Film Preview: Daayen ya Baayen


THE AUTO MOTIVE: Light-hearted wisdom in the new indie film Daayen Ya Baayen


A LITTLE BOY, his mother, his grandmother and a young aunt are waiting quietly at a bus stop. The old woman silently opens a box and starts to sneak something into her mouth. Suddenly the angelic-looking boy jumps up and starts swatting at her arm, shouting, “Laddoo mat kha, neeche rakh, Papa ke liye hai!” Before we can dwell on the unusual irreverence of it all, or anything heavier, the bus arrives.

The moment is funny and real and a bit sad — and passes almost immediately. Bela Negi’s Daayen Ya Baayen (DYB), which releases 29 October, is chock-a-block with such moments. The bittersweet tale of a disillusioned writer who returns to his village from Mumbai (to his wife’s disbelief and his neighbours’ sneers and jeers), DYB is that rare thing in Indian cinema: a film that aspires to wisdom rather than wisecracks, yet refuses to take itself too seriously. “I have a problem with sentimentality,” laughs Negi, 39, a 1997 FTII graduate who’s written, directed and edited the film. “So whenever something sad happens, I juxtapose it with something outrageous.”

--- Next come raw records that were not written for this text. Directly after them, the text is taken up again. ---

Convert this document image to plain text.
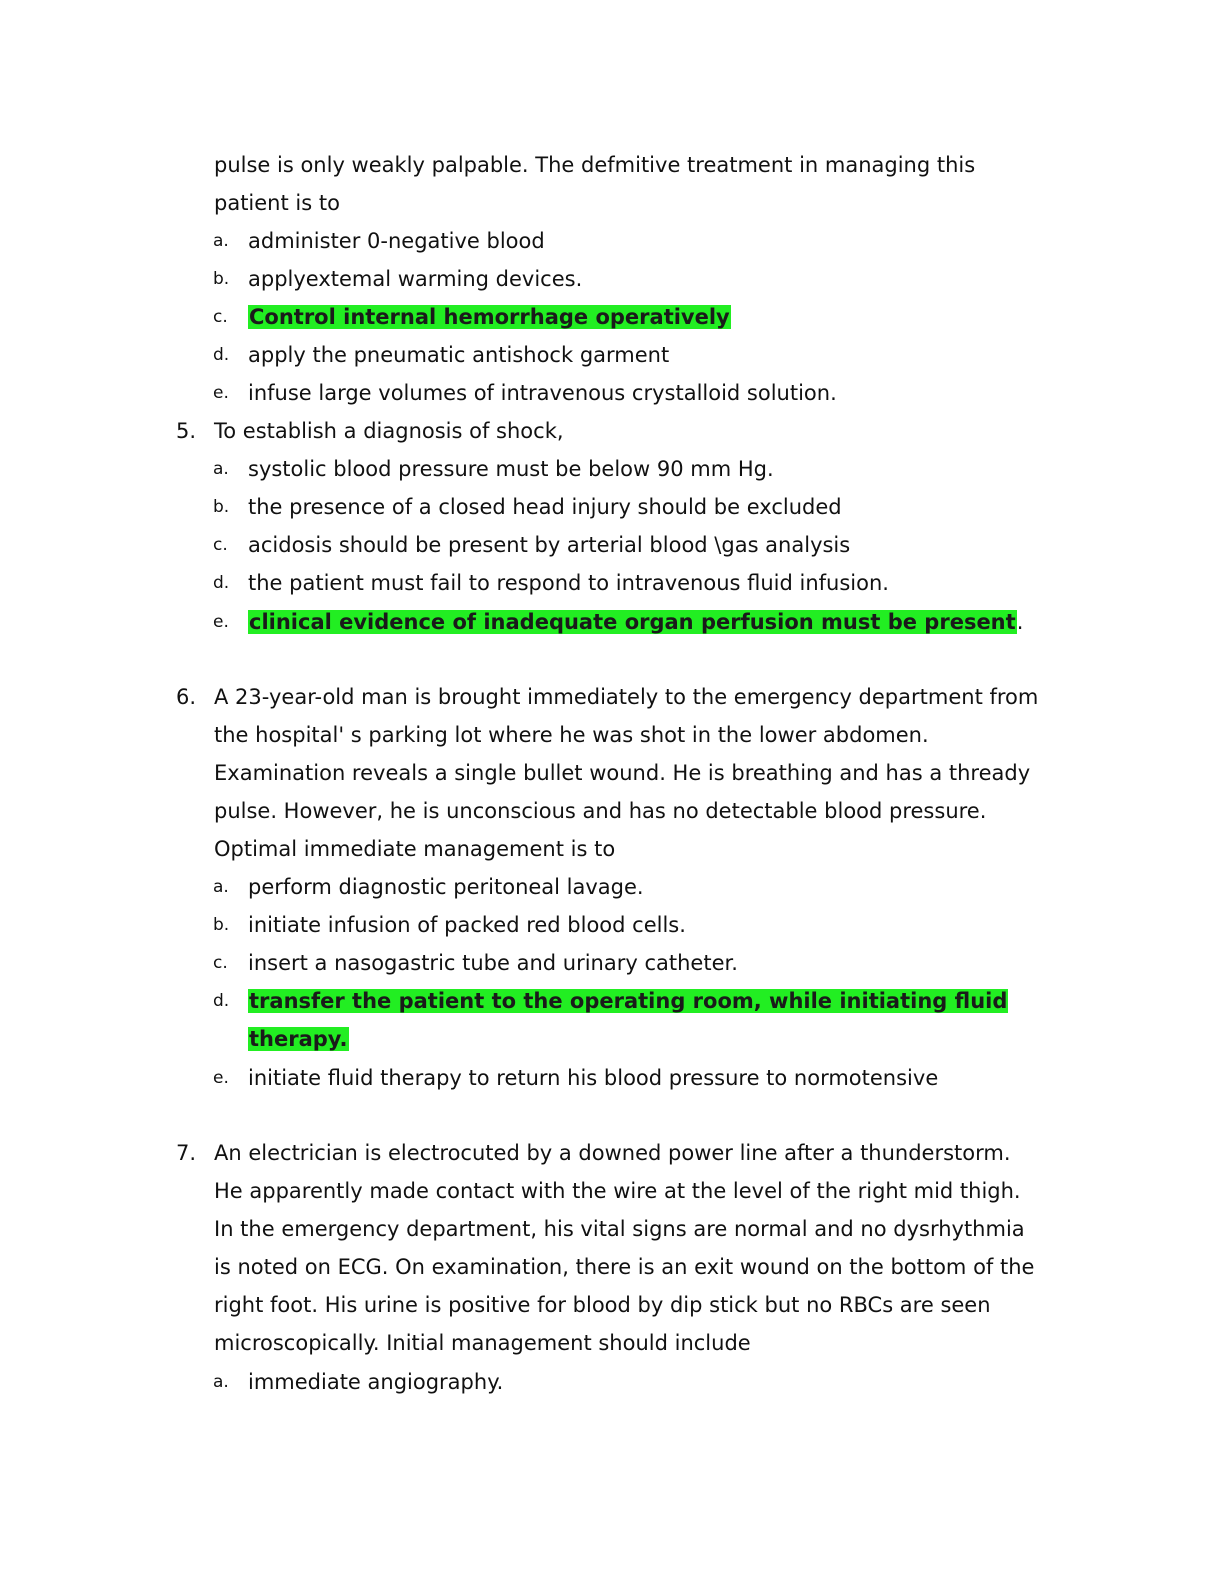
pulse is only weakly palpable. The defmitive treatment in managing this
patient is to
a. administer 0-negative blood
b. applyextemal warming devices.
c. Control internal hemorrhage operatively
d. apply the pneumatic antishock garment
e. infuse large volumes of intravenous crystalloid solution.
5. To establish a diagnosis of shock,
a. systolic blood pressure must be below 90 mm Hg.
b. the presence of a closed head injury should be excluded
c. acidosis should be present by arterial blood \gas analysis
d. the patient must fail to respond to intravenous fluid infusion.
e. clinical evidence of inadequate organ perfusion must be present.
6. A 23-year-old man is brought immediately to the emergency department from
the hospital' s parking lot where he was shot in the lower abdomen.
Examination reveals a single bullet wound. He is breathing and has a thready
pulse. However, he is unconscious and has no detectable blood pressure.
Optimal immediate management is to
a. perform diagnostic peritoneal lavage.
b. initiate infusion of packed red blood cells.
c. insert a nasogastric tube and urinary catheter.
d. transfer the patient to the operating room, while initiating fluid
therapy.
e. initiate fluid therapy to return his blood pressure to normotensive
7. An electrician is electrocuted by a downed power line after a thunderstorm.
He apparently made contact with the wire at the level of the right mid thigh.
In the emergency department, his vital signs are normal and no dysrhythmia
is noted on ECG. On examination, there is an exit wound on the bottom of the
right foot. His urine is positive for blood by dip stick but no RBCs are seen
microscopically. Initial management should include
a. immediate angiography.
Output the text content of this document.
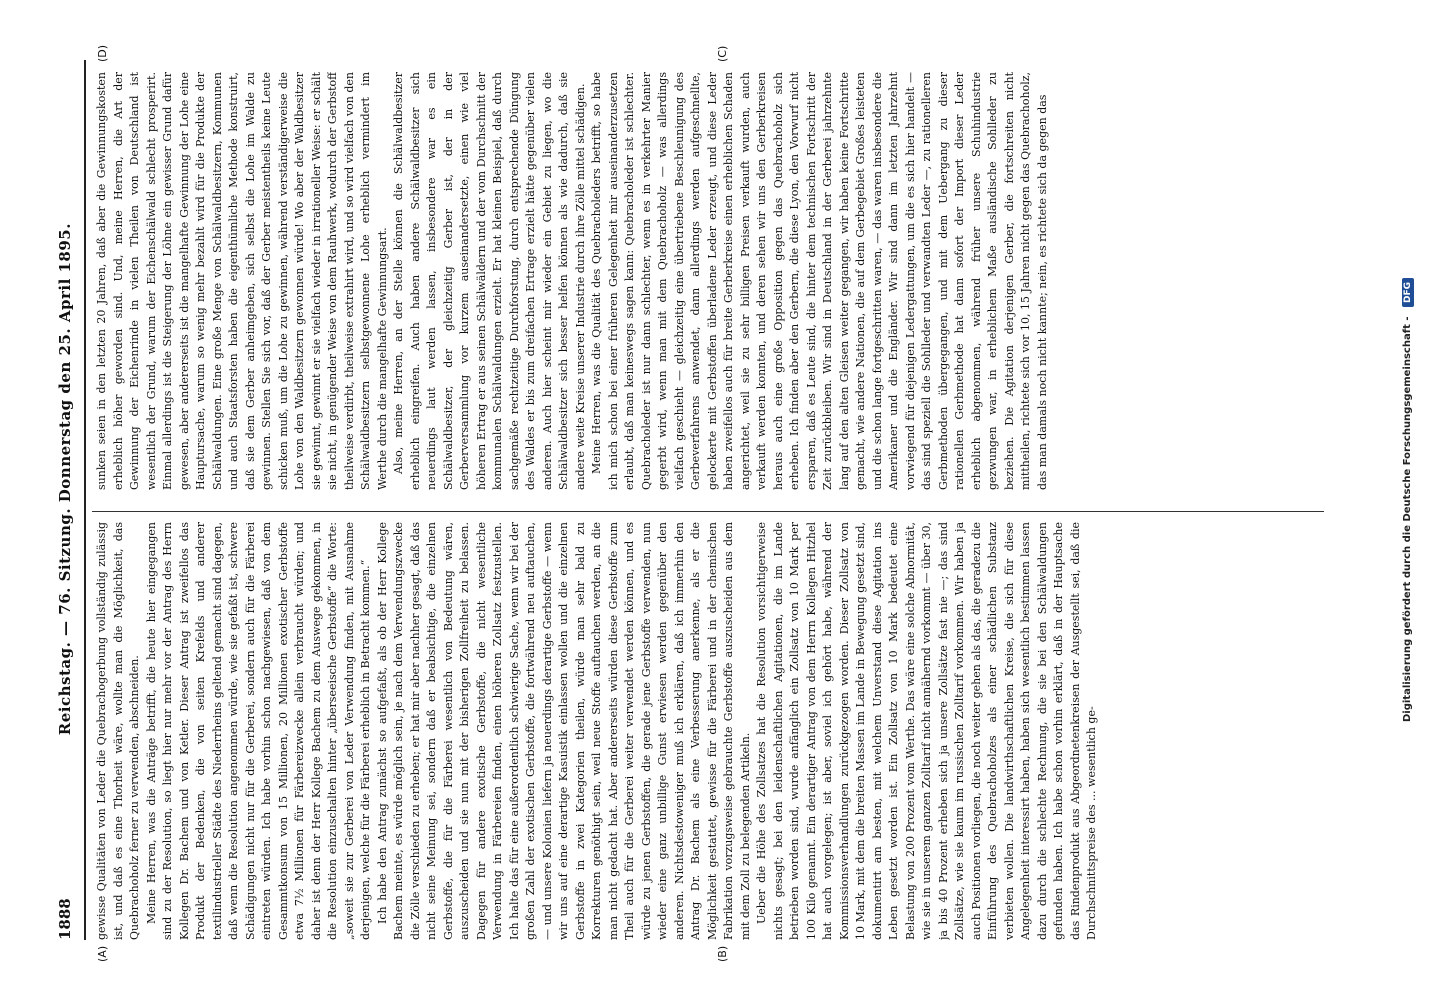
1888
Reichstag. — 76. Sitzung. Donnerstag den 25. April 1895.
(A)	(B)
(C)
(D)

gewisse Qualitäten von Leder die Quebrachogerbung vollständig zulässig ist, und daß es eine Thorheit wäre, wollte man die Möglichkeit, das Quebrachoholz ferner zu verwenden, abschneiden. Meine Herren, was die Anträge betrifft, die heute hier eingegangen sind zu der Resolution, so liegt hier nur mehr vor der Antrag des Herrn Kollegen Dr. Bachem und von Ketler. Dieser Antrag ist zweifellos das Produkt der Bedenken, die von seiten Krefelds und anderer textilindustrieller Städte des Niederrheins geltend gemacht sind dagegen, daß wenn die Resolution angenommen würde, wie sie gefaßt ist, schwere Schädigungen nicht nur für die Gerberei, sondern auch für die Färberei eintreten würden. Ich habe vorhin schon nachgewiesen, daß von dem Gesammtkonsum von 15 Millionen, 20 Millionen exotischer Gerbstoffe etwa 7½ Millionen für Färbereizwecke allein verbraucht würden; und daher ist denn der Herr Kollege Bachem zu dem Auswege gekommen, in die Resolution einzuschalten hinter „überseeische Gerbstoffe“ die Worte: „soweit sie zur Gerberei von Leder Verwendung finden, mit Ausnahme derjenigen, welche für die Färberei erheblich in Betracht kommen.“ Ich habe den Antrag zunächst so aufgefaßt, als ob der Herr Kollege Bachem meinte, es würde möglich sein, je nach dem Verwendungszwecke die Zölle verschieden zu erheben; er hat mir aber nachher gesagt, daß das nicht seine Meinung sei, sondern daß er beabsichtige, die einzelnen Gerbstoffe, die für die Färberei wesentlich von Bedeutung wären, auszuscheiden und sie nun mit der bisherigen Zollfreiheit zu belassen. Dagegen für andere exotische Gerbstoffe, die nicht wesentliche Verwendung in Färbereien finden, einen höheren Zollsatz festzustellen. Ich halte das für eine außerordentlich schwierige Sache, wenn wir bei der großen Zahl der exotischen Gerbstoffe, die fortwährend neu auftauchen, — und unsere Kolonien liefern ja neuerdings derartige Gerbstoffe — wenn wir uns auf eine derartige Kasuistik einlassen wollen und die einzelnen Gerbstoffe in zwei Kategorien theilen, würde man sehr bald zu Korrekturen genöthigt sein, weil neue Stoffe auftauchen werden, an die man nicht gedacht hat. Aber andererseits würden diese Gerbstoffe zum Theil auch für die Gerberei weiter verwendet werden können, und es würde zu jenen Gerbstoffen, die gerade jene Gerbstoffe verwenden, nun wieder eine ganz unbillige Gunst erwiesen werden gegenüber den anderen. Nichtsdestoweniger muß ich erklären, daß ich immerhin den Antrag Dr. Bachem als eine Verbesserung anerkenne, als er die Möglichkeit gestattet, gewisse für die Färberei und in der chemischen Fabrikation vorzugsweise gebrauchte Gerbstoffe auszuscheiden aus dem mit dem Zoll zu belegenden Artikeln. Ueber die Höhe des Zollsatzes hat die Resolution vorsichtigerweise nichts gesagt; bei den leidenschaftlichen Agitationen, die im Lande betrieben worden sind, wurde anfänglich ein Zollsatz von 10 Mark per 100 Kilo genannt. Ein derartiger Antrag von dem Herrn Kollegen Hitzhel hat auch vorgelegen; ist aber, soviel ich gehört habe, während der Kommissionsverhandlungen zurückgezogen worden. Dieser Zollsatz von 10 Mark, mit dem die breiten Massen im Lande in Bewegung gesetzt sind, dokumentirt am besten, mit welchem Unverstand diese Agitation ins Leben gesetzt worden ist. Ein Zollsatz von 10 Mark bedeutet eine Belastung von 200 Prozent vom Werthe. Das wäre eine solche Abnormität, wie sie in unserem ganzen Zolltarif nicht annähernd vorkommt — über 30, ja bis 40 Prozent erheben sich ja unsere Zollsätze fast nie —; das sind Zollsätze, wie sie kaum im russischen Zolltarif vorkommen. Wir haben ja auch Positionen vorliegen, die noch weiter gehen als das, die geradezu die Einführung des Quebrachoholzes als einer schädlichen Substanz verbieten wollen. Die landwirthschaftlichen Kreise, die sich für diese Angelegenheit interessirt haben, haben sich wesentlich bestimmen lassen dazu durch die schlechte Rechnung, die sie bei den Schälwaldungen gefunden haben. Ich habe schon vorhin erklärt, daß in der Hauptsache das Rindenprodukt aus Abgeordnetenkreisen der Ausgestellt sei, daß die Durchschnittspreise des ... wesentlich ge-

sunken seien in den letzten 20 Jahren, daß aber die Gewinnungskosten erheblich höher geworden sind. Und, meine Herren, die Art der Gewinnung der Eichenrinde in vielen Theilen von Deutschland ist wesentlich der Grund, warum der Eichenschälwald schlecht prosperirt. Einmal allerdings ist die Steigerung der Löhne ein gewisser Grund dafür gewesen, aber andererseits ist die mangelhafte Gewinnung der Lohe eine Hauptursache, warum so wenig mehr bezahlt wird für die Produkte der Schälwaldungen. Eine große Menge von Schälwaldbesitzern, Kommunen und auch Staatsforsten haben die eigenthümliche Methode konstruirt, daß sie dem Gerber anheimgeben, sich selbst die Lohe im Walde zu gewinnen. Stellen Sie sich vor, daß der Gerber meistentheils keine Leute schicken muß, um die Lohe zu gewinnen, während verständigerweise die Lohe von den Waldbesitzern gewonnen würde! Wo aber der Waldbesitzer sie gewinnt, gewinnt er sie vielfach wieder in irrationeller Weise: er schält sie nicht, in genügender Weise von dem Rauhwerk, wodurch der Gerbstoff theilweise verdirbt, theilweise extrahirt wird, und so wird vielfach von den Schälwaldbesitzern selbstgewonnene Lohe erheblich vermindert im Werthe durch die mangelhafte Gewinnungsart. Also, meine Herren, an der Stelle können die Schälwaldbesitzer erheblich eingreifen. Auch haben andere Schälwaldbesitzer sich neuerdings laut werden lassen, insbesondere war es ein Schälwaldbesitzer, der gleichzeitig Gerber ist, der in der Gerberversammlung vor kurzem auseinandersetzte, einen wie viel höheren Ertrag er aus seinen Schälwäldern und der vom Durchschnitt der kommunalen Schälwaldungen erzielt. Er hat kleinen Beispiel, daß durch sachgemäße rechtzeitige Durchforstung, durch entsprechende Düngung des Waldes er bis zum dreifachen Ertrage erzielt hätte gegenüber vielen anderen. Auch hier scheint mir wieder ein Gebiet zu liegen, wo die Schälwaldbesitzer sich besser helfen können als wie dadurch, daß sie andere weite Kreise unserer Industrie durch ihre Zölle mittel schädigen. Meine Herren, was die Qualität des Quebracholeders betrifft, so habe ich mich schon bei einer früheren Gelegenheit mir auseinanderzusetzen erlaubt, daß man keineswegs sagen kann: Quebracholeder ist schlechter. Quebracholeder ist nur dann schlechter, wenn es in verkehrter Manier gegerbt wird, wenn man mit dem Quebrachoholz — was allerdings vielfach geschieht — gleichzeitig eine übertriebene Beschleunigung des Gerbeverfahrens anwendet, dann allerdings werden aufgeschnellte, gelockerte mit Gerbstoffen überladene Leder erzeugt, und diese Leder haben zweifellos auch für breite Gerberkreise einen erheblichen Schaden angerichtet, weil sie zu sehr billigen Preisen verkauft wurden, auch verkauft werden konnten, und deren sehen wir uns den Gerberkreisen heraus auch eine große Opposition gegen das Quebrachoholz sich erheben. Ich finden aber den Gerbern, die diese Lyon, den Vorwurf nicht ersparen, daß es Leute sind, die hinter dem technischen Fortschritt der Zeit zurückbleiben. Wir sind in Deutschland in der Gerberei jahrzehnte lang auf den alten Gleisen weiter gegangen, wir haben keine Fortschritte gemacht, wie andere Nationen, die auf dem Gerbegebiet Großes leisteten und die schon lange fortgeschritten waren, — das waren insbesondere die Amerikaner und die Engländer. Wir sind dann im letzten Jahrzehnt vorwiegend für diejenigen Ledergattungen, um die es sich hier handelt — das sind speziell die Sohlleder und verwandten Leder —, zu rationelleren Gerbmethoden übergegangen, und mit dem Uebergang zu dieser rationellen Gerbmethode hat dann sofort der Import dieser Leder erheblich abgenommen, während früher unsere Schuhindustrie gezwungen war, in erheblichem Maße ausländische Sohlleder zu beziehen. Die Agitation derjenigen Gerber, die fortschreiten nicht mittheilen, richtete sich vor 10, 15 Jahren nicht gegen das Quebrachoholz, das man damals noch nicht kannte; nein, es richtete sich da gegen das

Digitalisierung gefördert durch die Deutsche Forschungsgemeinschaft - DFG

Drawing on Negi’s Nainital childhood and her mother’s village reminiscences, DYB perfectly evokes not just the light and space, but also the slower pace and gentle humour of an Uttarakhand village. The plot grew out of Negi reading about a poor man winning a lottery in Assam and imagining the “happy and not-so-happy repercussions”. “We’ve all felt sometimes that if I can get this one thing, everything will be fine,” says Negi. “But like they say: beware of your wishes, they might come true.” DYB’s protagonist, the somewhat haplessly comic Ramesh Majhila (played by Deepak Dobriyal: Uttarakhandi, long-time theatre actor, now known for Omkara and Gulaal), suddenly finds himself the owner of a big red car, setting in motion an unexpected train of events.

The red car is both visual and symbolic leitmotif: a dreamlike object from the faraway world of luxury advertising that appears, as if magically, in this poor, roadless mountainscape. It could have been heavy-handed. But DYB neither buys the consumerist fantasy, nor dwells ponderously on the irony of it all. You’re likely to think about it, but only about as much as you smile at a school assembly dissolving into giggles at Majhila’s puffed-up poetic speechifying. The lightness of touch is something Negi consciously aspires to. She mentions Bunuel and Naipaul as influences, and when she speaks admiringly of A House for Mr Biswas as being able to see the ridiculousness of characters while also empathising with them, one sees exactly what she means.

She remembers a blind roommate who’d dress up each evening and ask if she was looking nice. “I don’t mean to run down her ambition, her desire,” says the gentle Negi, who helps run her husband’s corporate film production company and has spent the past few years raising her kids. “But the blindness became a metaphor for me, of how we limit ourselves to what we see in others’ eyes.” It doesn’t look like Bela Negi does.

2 comments:

mridula said...

Saw this movie with the whole family - including the thirteen, ten and eight year olds. Appropriate for all of them. Loved it.And your review.

Trisha Gupta said...

How wonderful that you managed to go see it... and very glad you like. Both things.